There's some really interesting neural network tricks involved in training where you train the system with all the neurons, then you selectively shut off the input of neurons and force the system to work without, and rotate those around. This is called dropout, and is used to avoid "overfitting" your solution to the problem - sometimes you can come up with a very precise fit for the input data, but given new data the solution will break because it was in effect too precise.
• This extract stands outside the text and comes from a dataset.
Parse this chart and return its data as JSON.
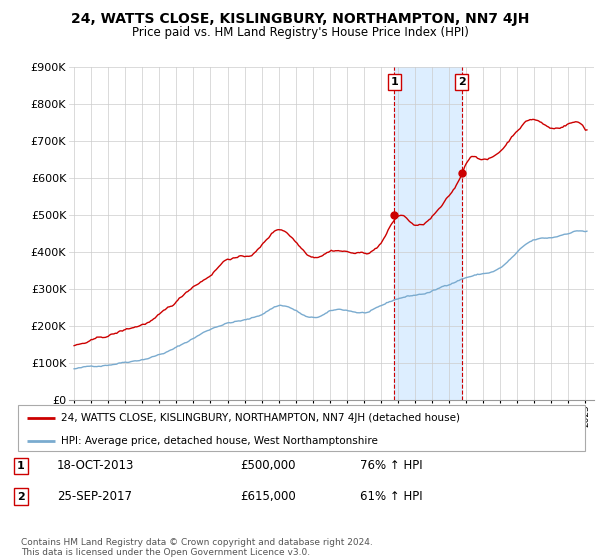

This article says it better than I can:
Dropout is a technique where randomly selected neurons are ignored
during training. They are “dropped-out” randomly. This means that their
contribution to the activation of downstream neurons is temporally
removed on the forward pass and any weight updates are not applied to
the neuron on the backward pass.
As a neural network learns, neuron weights settle into their context
within the network. Weights of neurons are tuned for specific features
providing some specialization. Neighboring neurons become to rely on
this specialization, which if taken too far can result in a fragile
model too specialized to the training data. This reliant on context for a
neuron during training is referred to complex co-adaptations.
You can imagine that if neurons are randomly dropped out of the
network during training, that other neurons will have to step in and
handle the representation required to make predictions for the missing
neurons. This is believed to result in multiple independent internal
representations being learned by the network.
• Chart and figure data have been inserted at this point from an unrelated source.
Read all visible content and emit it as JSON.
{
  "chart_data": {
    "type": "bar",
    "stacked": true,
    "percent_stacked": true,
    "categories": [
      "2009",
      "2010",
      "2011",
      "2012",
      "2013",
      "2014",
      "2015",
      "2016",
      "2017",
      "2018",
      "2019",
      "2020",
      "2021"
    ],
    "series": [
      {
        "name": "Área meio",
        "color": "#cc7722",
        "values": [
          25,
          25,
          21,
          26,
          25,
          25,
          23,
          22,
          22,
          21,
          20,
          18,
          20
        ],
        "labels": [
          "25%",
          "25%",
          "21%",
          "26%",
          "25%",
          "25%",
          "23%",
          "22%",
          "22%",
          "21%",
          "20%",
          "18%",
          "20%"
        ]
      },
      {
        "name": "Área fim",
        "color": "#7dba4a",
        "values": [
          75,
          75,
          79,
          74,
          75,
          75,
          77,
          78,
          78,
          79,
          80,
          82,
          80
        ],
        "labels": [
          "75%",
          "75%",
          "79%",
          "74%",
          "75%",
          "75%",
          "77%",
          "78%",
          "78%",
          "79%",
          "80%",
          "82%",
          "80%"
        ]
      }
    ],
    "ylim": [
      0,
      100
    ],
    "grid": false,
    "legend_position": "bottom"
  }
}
I do wonder if we as humans tend to overfit when we solve problems way too much. I do a bit of machine learning (though I'm not expert, and would not insult one by saying I could hold a candle to them), and often need to remind my boss/peers that while the hypothesis we proved looks good with THIS data set, we need to look at many data sets and make sure we didn't just get lucky.
AlphaGo has probably looked at far more data than an all of humanity to train it's best practices, without the premature optimization traps we fall into.